Still looking for a place to spend summer in the Hamptons this year? This article about the very expensive former summer home of an extremely famous American icon will probably not help you at all. But that’s not why you’re here. You’re here for a little quarantine real estate porn, in which case, welcome to the childhood summer home of Jacqueline Kennedy Onassis.
The East Hampton home in which Onassis spent summers with her parents was recently listed for $7.5 million, Town & Country reported. Built in 1865, the estate first passed into the former First Lady’s family when her grandfather, lawyer and stock broker John Vernou Bouvier Jr., purchased the residence in the early 1900s.

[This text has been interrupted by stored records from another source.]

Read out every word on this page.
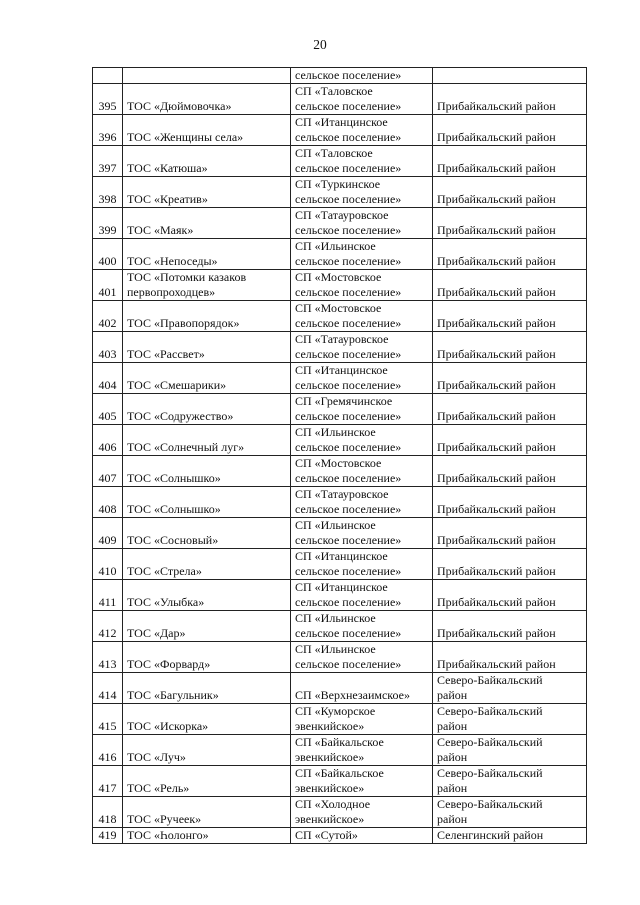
20
		сельское поселение»	

395	ТОС «Дюймовочка»	СП «Таловское
сельское поселение»	Прибайкальский район

396	ТОС «Женщины села»	СП «Итанцинское
сельское поселение»	Прибайкальский район

397	ТОС «Катюша»	СП «Таловское
сельское поселение»	Прибайкальский район

398	ТОС «Креатив»	СП «Туркинское
сельское поселение»	Прибайкальский район

399	ТОС «Маяк»	СП «Татауровское
сельское поселение»	Прибайкальский район

400	ТОС «Непоседы»	СП «Ильинское
сельское поселение»	Прибайкальский район

401	ТОС «Потомки казаков
первопроходцев»	СП «Мостовское
сельское поселение»	Прибайкальский район

402	ТОС «Правопорядок»	СП «Мостовское
сельское поселение»	Прибайкальский район

403	ТОС «Рассвет»	СП «Татауровское
сельское поселение»	Прибайкальский район

404	ТОС «Смешарики»	СП «Итанцинское
сельское поселение»	Прибайкальский район

405	ТОС «Содружество»	СП «Гремячинское
сельское поселение»	Прибайкальский район

406	ТОС «Солнечный луг»	СП «Ильинское
сельское поселение»	Прибайкальский район

407	ТОС «Солнышко»	СП «Мостовское
сельское поселение»	Прибайкальский район

408	ТОС «Солнышко»	СП «Татауровское
сельское поселение»	Прибайкальский район

409	ТОС «Сосновый»	СП «Ильинское
сельское поселение»	Прибайкальский район

410	ТОС «Стрела»	СП «Итанцинское
сельское поселение»	Прибайкальский район

411	ТОС «Улыбка»	СП «Итанцинское
сельское поселение»	Прибайкальский район

412	ТОС «Дар»	СП «Ильинское
сельское поселение»	Прибайкальский район

413	ТОС «Форвард»	СП «Ильинское
сельское поселение»	Прибайкальский район

414	ТОС «Багульник»	СП «Верхнезаимское»	Северо-Байкальский
район

415	ТОС «Искорка»	СП «Куморское
эвенкийское»	Северо-Байкальский
район

416	ТОС «Луч»	СП «Байкальское
эвенкийское»	Северо-Байкальский
район

417	ТОС «Рель»	СП «Байкальское
эвенкийское»	Северо-Байкальский
район

418	ТОС «Ручеек»	СП «Холодное
эвенкийское»	Северо-Байкальский
район

419	ТОС «Һолонго»	СП «Сутой»	Селенгинский район
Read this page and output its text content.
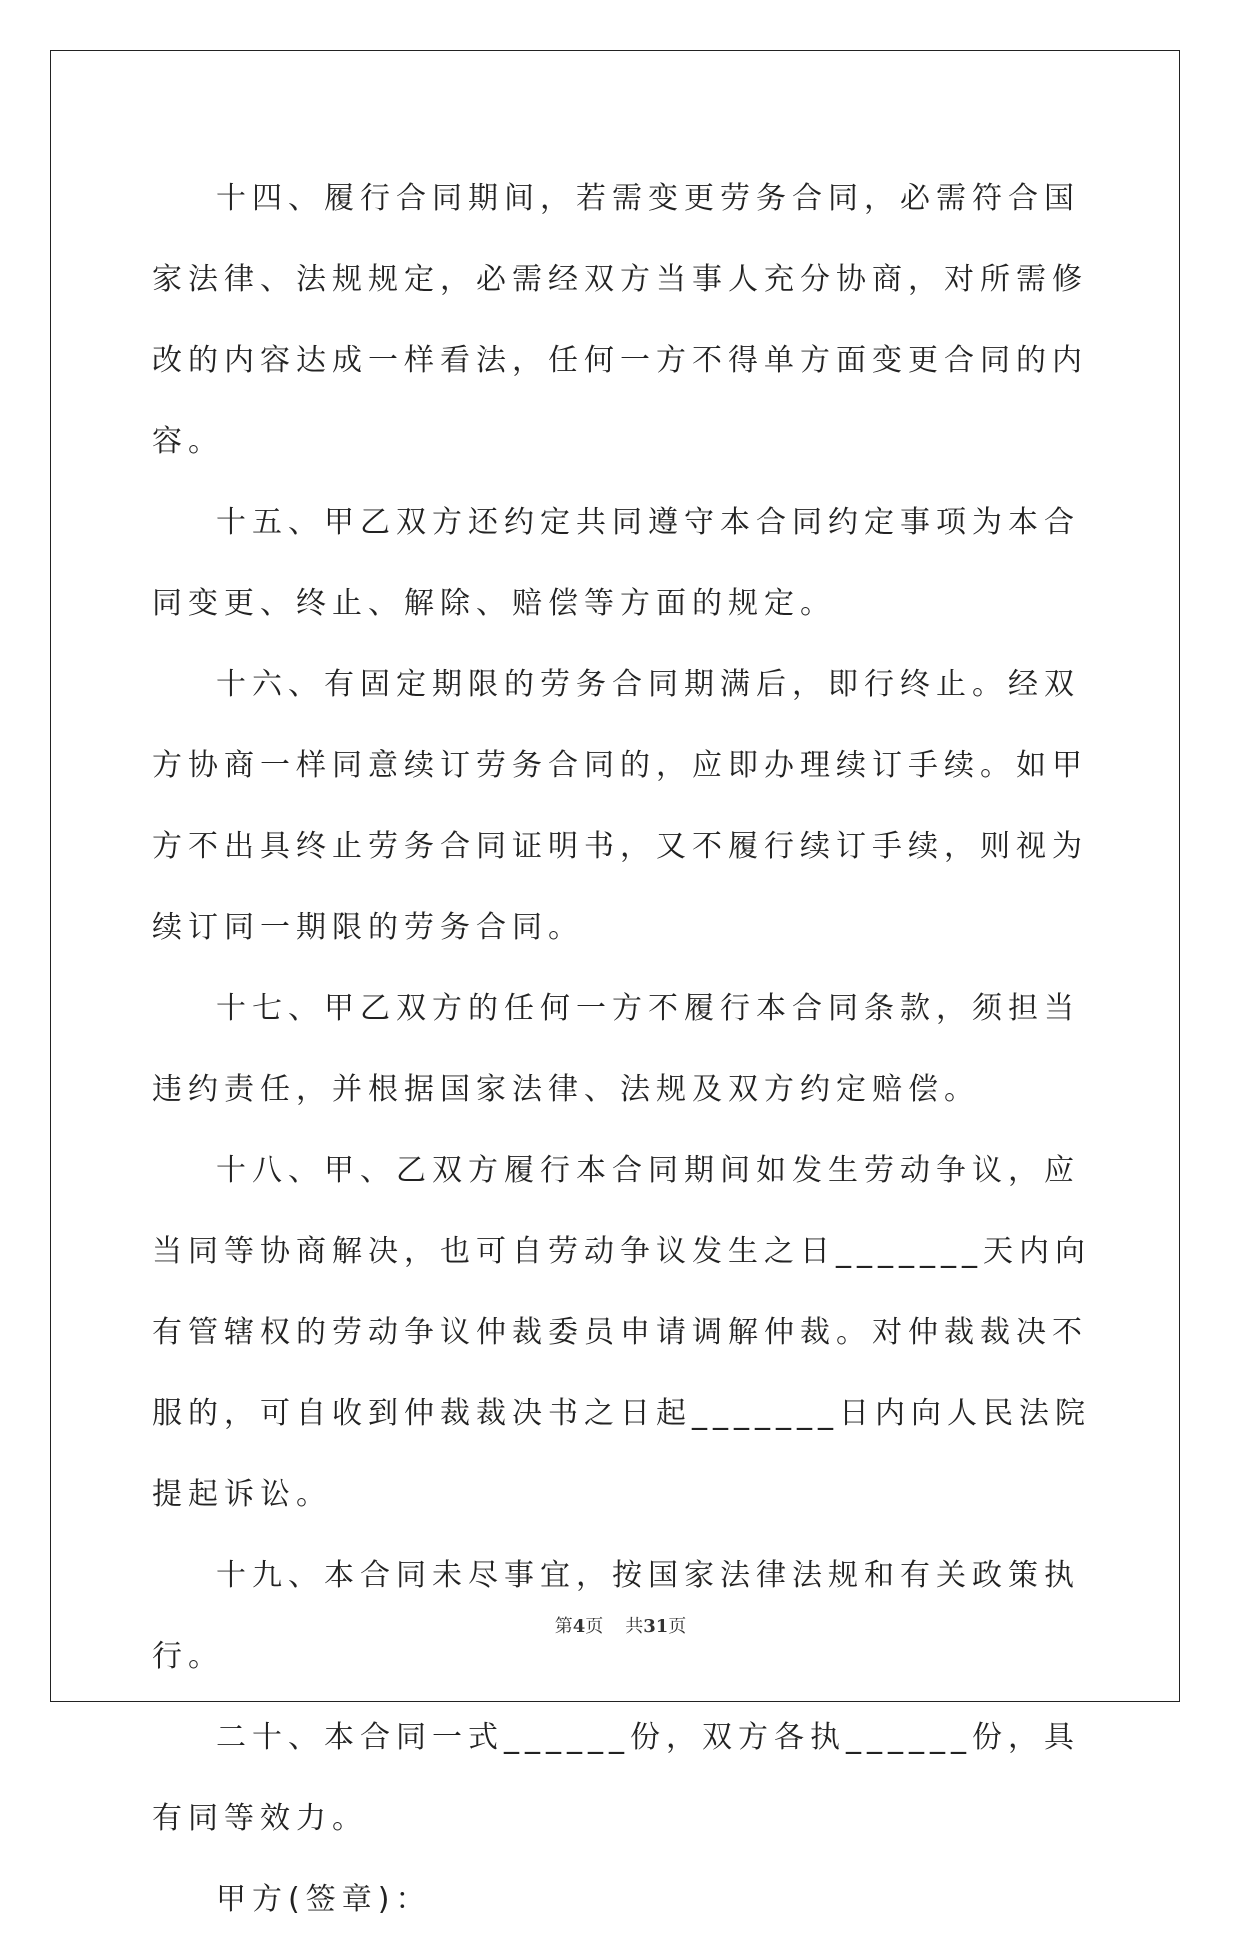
十四、履行合同期间，若需变更劳务合同，必需符合国家法律、法规规定，必需经双方当事人充分协商，对所需修改的内容达成一样看法，任何一方不得单方面变更合同的内容。

十五、甲乙双方还约定共同遵守本合同约定事项为本合同变更、终止、解除、赔偿等方面的规定。

十六、有固定期限的劳务合同期满后，即行终止。经双方协商一样同意续订劳务合同的，应即办理续订手续。如甲方不出具终止劳务合同证明书，又不履行续订手续，则视为续订同一期限的劳务合同。

十七、甲乙双方的任何一方不履行本合同条款，须担当违约责任，并根据国家法律、法规及双方约定赔偿。

十八、甲、乙双方履行本合同期间如发生劳动争议，应当同等协商解决，也可自劳动争议发生之日_______天内向有管辖权的劳动争议仲裁委员申请调解仲裁。对仲裁裁决不服的，可自收到仲裁裁决书之日起_______日内向人民法院提起诉讼。

十九、本合同未尽事宜，按国家法律法规和有关政策执行。

二十、本合同一式______份，双方各执______份，具有同等效力。

甲方(签章)：

第4页 共31页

Bouvier upgraded to a nearby mansion, Lasata, in 1925, leaving Onassis and her parents to summer at the “more modest” 4,291-square-foot Wildmoor, where the Bouviers hosted parties and weekend polo matches.
The house boasts six bedrooms and four-and-a-half bathrooms, as well as a wraparound porch and large second-floor terrace, and a solarium dining room leading out into the garden. The home has also retained its original clawfoot bathtub and tiling around two fireplaces, despite changing hands several times since the Bouviers’ tenure.
Among the home’s post-Bouvier owners is abstract artist Adolph Gottlieb, who converted the former carriage house into an art studio after purchasing the residence in 1960.
According to the Wall Street Journal, the home was most recently owned by the estate of the late Richard D. Spizzirri. The listing is held by Paula S. Bulter of Sotheby’s International realty.